Connerly's opponents fear the new initiative could prevent the state and local governments in California from addressing racial problems.

"The initiative has nothing to do with protecting people's privacy, and everything to do with turning the clock back to a time when laws against discrimination did not even exist," ACLU-Northern California Racial Project Director Michelle Alexander said in a statement. "The so-called Racial Privacy Initiative would prohibit state agencies from collecting racial data that makes it possible to identify, track, monitor or prove discrimination.

"It would keep secret from the public basic information about race and ethnicity so that it would be nearly impossible to enforce anti-discrimination laws, or make policy reforms that are in the best interests of the communities they are designed to serve," Alexander added. "There has been no greater threat to progress in race relations, equal opportunity, or the health and safety of communities of color in the past thirty years than the threat posed by this initiative."

Supporters of the Racial Privacy Initiative counter that the government does not collect information about discrimination based on religion, sexual orientation, or political affiliation, and therefore, should not collect racial data either.

"That is a specious argument from my view because implicit in that is the government is engineering some sort of outcome [in] the competition for jobs, college seats, and public contracts," Connerly said.

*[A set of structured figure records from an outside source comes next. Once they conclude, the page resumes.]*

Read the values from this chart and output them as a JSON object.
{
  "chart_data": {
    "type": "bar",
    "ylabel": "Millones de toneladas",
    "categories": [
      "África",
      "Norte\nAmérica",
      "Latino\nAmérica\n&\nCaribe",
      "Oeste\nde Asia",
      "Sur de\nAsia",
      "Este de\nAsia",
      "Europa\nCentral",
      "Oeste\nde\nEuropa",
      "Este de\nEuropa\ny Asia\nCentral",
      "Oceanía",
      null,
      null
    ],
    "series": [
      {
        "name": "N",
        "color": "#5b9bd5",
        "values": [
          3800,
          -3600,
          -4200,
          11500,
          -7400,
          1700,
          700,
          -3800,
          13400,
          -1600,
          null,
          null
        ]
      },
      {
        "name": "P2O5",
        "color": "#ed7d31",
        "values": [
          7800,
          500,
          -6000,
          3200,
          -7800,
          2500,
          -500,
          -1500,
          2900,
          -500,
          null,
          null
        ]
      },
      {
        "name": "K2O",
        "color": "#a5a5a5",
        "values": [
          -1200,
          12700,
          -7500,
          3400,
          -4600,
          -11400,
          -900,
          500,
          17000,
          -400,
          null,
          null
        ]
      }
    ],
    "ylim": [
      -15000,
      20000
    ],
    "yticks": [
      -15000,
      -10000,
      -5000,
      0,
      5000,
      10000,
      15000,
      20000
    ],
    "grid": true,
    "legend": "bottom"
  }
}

"To me it doesn't follow that the government has to be involved in asking people, 'What is your race?' because that largely amounts to skin color, and certainly in many cases there are many Latinos who are just a white as someone who is not a Latino," he added.

Connerly's efforts to get the Racial Privacy Initiative on the ballot have also caused a stir inside the California Republican Party. GOP leaders have refused to endorse the initiative, fearing that its passage will hurt Republican candidates in minority communities.

California Republican Party Secretary Shannon Reeves even sent an email back in April warning party leaders that the initiative would, "hurt the party's image during this crucial period of rebuilding."

Supporters of the Racial Privacy Initiative say they will have to amass over one million signatures by April 12, 2002 in order to place the initiative on next November's ballot.